半坪ビオトープの日記

巌門、鷹の巣岩


和倉温泉のひなびた宿に泊まった翌朝、七尾湾の屏風瀬戸に架かる能登島大橋を渡ってみた。振り返ると、石川県で最も長いという橋の彼方の右手に和倉温泉街が見える。

戻って西に向かい、外浦と呼ばれる能登半島西海岸を、福浦港から北上する。奇岩、奇勝、断崖が約30kmにわたって連続する能登金剛の名勝、巌門を見下ろす展望台が、ロードパーク女の浦という食事処の前にある。巌門の洞窟・洞門の左手、南の入り江に高さ27mの鷹の巣岩が聳えている。この日はかなり海が荒れていたが、かえって波が砕ける光景が迫力ある。
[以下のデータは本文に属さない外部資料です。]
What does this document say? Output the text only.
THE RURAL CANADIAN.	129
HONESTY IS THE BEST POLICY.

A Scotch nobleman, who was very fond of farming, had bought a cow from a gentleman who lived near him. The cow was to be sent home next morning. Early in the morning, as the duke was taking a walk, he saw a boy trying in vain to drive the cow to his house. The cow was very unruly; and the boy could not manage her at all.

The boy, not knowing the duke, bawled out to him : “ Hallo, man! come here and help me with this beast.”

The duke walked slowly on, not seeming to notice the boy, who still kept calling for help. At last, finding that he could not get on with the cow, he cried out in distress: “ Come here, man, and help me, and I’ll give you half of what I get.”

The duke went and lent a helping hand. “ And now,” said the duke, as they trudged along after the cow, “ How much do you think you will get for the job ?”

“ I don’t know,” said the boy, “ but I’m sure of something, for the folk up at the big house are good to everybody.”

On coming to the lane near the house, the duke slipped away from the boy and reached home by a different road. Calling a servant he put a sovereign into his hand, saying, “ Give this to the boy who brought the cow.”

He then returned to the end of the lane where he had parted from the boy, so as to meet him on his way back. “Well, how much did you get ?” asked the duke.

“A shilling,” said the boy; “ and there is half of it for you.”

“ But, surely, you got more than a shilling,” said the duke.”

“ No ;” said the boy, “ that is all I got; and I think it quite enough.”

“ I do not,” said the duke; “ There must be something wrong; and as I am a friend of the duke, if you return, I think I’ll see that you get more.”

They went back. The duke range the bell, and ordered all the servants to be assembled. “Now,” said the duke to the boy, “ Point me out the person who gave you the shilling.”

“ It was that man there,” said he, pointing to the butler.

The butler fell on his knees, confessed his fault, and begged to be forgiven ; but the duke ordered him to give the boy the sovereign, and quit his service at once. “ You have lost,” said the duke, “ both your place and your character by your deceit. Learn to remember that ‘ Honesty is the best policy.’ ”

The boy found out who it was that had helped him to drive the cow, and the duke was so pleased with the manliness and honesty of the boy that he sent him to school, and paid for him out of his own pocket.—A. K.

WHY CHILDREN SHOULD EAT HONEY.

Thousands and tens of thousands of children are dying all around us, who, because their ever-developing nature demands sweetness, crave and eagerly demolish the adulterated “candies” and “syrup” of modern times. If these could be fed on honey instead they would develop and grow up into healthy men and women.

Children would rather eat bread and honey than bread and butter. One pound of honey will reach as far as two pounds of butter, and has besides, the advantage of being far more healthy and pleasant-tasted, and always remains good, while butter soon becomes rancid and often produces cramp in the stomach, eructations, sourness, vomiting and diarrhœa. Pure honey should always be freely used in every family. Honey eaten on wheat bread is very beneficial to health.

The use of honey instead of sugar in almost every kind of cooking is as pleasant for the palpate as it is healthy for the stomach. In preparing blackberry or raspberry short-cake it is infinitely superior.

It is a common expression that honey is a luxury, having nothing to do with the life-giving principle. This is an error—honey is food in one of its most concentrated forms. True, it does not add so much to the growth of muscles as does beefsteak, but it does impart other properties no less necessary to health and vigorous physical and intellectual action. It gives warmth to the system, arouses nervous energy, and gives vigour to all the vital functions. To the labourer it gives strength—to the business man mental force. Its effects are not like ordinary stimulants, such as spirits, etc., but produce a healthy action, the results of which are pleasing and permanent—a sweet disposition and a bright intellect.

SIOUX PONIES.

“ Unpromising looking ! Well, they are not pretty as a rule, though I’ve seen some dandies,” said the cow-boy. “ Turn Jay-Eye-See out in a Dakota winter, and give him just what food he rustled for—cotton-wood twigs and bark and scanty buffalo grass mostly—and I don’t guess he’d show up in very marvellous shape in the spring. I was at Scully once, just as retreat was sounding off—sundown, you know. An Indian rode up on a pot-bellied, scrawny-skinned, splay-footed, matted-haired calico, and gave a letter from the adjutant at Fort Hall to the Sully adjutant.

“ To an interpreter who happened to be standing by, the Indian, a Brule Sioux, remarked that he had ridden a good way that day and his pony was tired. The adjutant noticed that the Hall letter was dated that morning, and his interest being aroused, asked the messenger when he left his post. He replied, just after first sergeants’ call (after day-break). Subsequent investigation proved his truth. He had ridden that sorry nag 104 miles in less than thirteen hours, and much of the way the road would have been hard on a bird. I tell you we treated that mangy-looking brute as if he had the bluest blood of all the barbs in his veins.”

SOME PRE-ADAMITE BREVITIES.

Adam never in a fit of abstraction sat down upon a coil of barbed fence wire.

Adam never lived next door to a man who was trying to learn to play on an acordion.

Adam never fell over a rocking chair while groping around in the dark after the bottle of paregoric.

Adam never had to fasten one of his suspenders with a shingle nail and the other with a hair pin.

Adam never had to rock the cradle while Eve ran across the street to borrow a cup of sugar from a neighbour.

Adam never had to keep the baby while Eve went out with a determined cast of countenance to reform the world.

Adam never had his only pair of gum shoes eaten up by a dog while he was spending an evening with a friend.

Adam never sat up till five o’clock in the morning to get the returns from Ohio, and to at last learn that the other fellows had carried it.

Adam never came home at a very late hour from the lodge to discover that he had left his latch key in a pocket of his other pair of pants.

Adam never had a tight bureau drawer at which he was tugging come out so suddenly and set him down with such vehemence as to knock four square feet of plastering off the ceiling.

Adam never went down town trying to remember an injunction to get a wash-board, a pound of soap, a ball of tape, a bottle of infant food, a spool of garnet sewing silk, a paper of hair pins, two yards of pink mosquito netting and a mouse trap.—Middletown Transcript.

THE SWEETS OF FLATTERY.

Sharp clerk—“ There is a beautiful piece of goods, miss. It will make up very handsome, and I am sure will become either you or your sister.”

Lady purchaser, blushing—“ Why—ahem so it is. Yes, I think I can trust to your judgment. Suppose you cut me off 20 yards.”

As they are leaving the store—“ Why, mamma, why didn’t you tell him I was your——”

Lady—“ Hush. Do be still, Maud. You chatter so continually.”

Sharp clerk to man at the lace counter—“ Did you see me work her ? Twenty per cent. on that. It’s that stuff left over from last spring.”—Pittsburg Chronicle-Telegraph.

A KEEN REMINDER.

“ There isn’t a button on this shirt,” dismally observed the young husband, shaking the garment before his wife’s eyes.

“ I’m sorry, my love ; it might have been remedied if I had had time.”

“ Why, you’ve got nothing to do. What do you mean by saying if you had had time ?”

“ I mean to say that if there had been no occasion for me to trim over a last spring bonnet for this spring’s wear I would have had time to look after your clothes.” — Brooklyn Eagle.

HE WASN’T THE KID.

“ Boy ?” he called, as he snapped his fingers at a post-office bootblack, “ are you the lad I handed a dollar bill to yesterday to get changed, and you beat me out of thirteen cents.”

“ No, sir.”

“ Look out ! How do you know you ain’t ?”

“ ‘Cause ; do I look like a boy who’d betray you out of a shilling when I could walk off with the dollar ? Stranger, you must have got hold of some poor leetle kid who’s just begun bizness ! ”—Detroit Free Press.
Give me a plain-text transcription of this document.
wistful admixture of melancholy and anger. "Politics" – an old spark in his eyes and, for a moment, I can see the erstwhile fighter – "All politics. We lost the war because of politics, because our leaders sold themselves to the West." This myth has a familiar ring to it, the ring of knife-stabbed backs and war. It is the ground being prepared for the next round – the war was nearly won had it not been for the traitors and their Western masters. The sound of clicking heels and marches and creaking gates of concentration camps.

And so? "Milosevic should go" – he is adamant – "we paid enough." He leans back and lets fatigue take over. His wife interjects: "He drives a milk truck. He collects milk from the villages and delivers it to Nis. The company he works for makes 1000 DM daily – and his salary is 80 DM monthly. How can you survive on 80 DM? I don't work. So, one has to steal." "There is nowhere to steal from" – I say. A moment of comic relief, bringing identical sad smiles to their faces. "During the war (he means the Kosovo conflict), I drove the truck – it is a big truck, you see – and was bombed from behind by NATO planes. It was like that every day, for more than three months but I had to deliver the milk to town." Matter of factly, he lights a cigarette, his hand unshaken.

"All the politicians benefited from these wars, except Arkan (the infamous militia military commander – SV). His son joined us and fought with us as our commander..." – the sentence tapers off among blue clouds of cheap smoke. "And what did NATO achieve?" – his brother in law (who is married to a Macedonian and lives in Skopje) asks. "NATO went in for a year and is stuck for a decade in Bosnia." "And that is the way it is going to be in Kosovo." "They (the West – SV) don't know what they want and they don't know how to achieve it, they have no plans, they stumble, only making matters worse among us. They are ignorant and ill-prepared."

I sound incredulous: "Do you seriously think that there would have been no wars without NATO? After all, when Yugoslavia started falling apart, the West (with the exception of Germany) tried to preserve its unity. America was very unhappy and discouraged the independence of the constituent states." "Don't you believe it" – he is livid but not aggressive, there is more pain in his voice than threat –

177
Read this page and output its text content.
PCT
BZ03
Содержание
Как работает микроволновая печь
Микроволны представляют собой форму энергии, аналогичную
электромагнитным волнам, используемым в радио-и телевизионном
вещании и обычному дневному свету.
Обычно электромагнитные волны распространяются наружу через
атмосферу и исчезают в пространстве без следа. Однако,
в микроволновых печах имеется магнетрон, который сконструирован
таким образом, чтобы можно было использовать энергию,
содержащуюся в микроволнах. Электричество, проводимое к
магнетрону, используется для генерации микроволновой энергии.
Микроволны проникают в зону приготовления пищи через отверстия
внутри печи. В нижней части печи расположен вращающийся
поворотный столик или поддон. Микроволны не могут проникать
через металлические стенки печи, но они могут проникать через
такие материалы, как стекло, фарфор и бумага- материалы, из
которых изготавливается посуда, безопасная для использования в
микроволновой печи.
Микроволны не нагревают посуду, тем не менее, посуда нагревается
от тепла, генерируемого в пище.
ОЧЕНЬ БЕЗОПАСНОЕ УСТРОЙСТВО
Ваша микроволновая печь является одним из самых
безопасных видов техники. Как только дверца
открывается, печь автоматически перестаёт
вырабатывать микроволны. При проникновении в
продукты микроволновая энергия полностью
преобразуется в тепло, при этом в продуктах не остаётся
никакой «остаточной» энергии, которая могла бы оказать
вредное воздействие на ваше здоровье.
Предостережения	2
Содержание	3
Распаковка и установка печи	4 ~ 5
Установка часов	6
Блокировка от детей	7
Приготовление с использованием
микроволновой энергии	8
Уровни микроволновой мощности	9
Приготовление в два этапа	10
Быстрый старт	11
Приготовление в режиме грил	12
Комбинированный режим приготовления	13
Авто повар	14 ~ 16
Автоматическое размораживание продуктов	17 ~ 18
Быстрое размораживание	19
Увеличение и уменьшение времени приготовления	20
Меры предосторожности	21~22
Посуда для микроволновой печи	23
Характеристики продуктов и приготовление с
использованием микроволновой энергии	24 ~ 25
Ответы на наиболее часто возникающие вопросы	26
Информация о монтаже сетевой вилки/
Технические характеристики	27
巌門を海から見る遊覧船は、レストラン巌門下と、のと金剛センター下の2ヶ所の船着き場から出航するのだが、海が荒れていて残念ながらとても出航できるような状態ではなかった。向こうに見える半島状の岬は、猪の鼻と呼ばれる。

レストラン下には波が大きく打ち寄せていて、船着き場に近づくこともできない。

岩場に下る薄暗い道端に、テンナンショウ属の花が独特な姿で咲いていた。花といっても花弁のように見えるのは、水芭蕉と同じように仏炎苞と呼ばれるもので、これが包み込む棒状の肉穂花序の下部に本当の小さな花は隠れている。偽茎がマムシの柄に似るためマムシグサと呼ばれることが多い。とにかくテンナンショウ属の仲間は種類が多く、よく似ていて見分けがつき難い。緑色の仏炎苞が葉より飛び出て、葉が2枚、小葉が5〜14枚もあるので、日本全国に生えるコウライテンナンショウ(Arisaema peninsulae)と思われる。

こちらの木陰には、白くて小さな5弁の花が咲いている。セリ科のヤブニンジン(Osmorhiza aristata)という。和名は、薮に生え、葉がニンジンの葉に似ることによる。細長い果実が掌状に広がる。

薮を抜け出て海が見える明るい草地に出ると、ニガナ属の黄色い花が咲いていた。日本全土に普通に生える多年草で、オオジシバリ(Ixeris debilis)という。葉が円形で小さいジシバリより花は大きく、葉の形も細長い。

崖の上に戻って海伝いに南に向かって進むと、眼下に広い岩場が見えた。海はますます荒れてきたように感じる。

日当りのよい松林を進むと、風変わりな形をした「幸せのがんもん橋」が架けられている。松本清張推理小説ゼロの焦点」の暗いイメージと、自殺者が多かったイメージを払拭しようと名付けられたという。長さは39m、海上からの高さは30mある。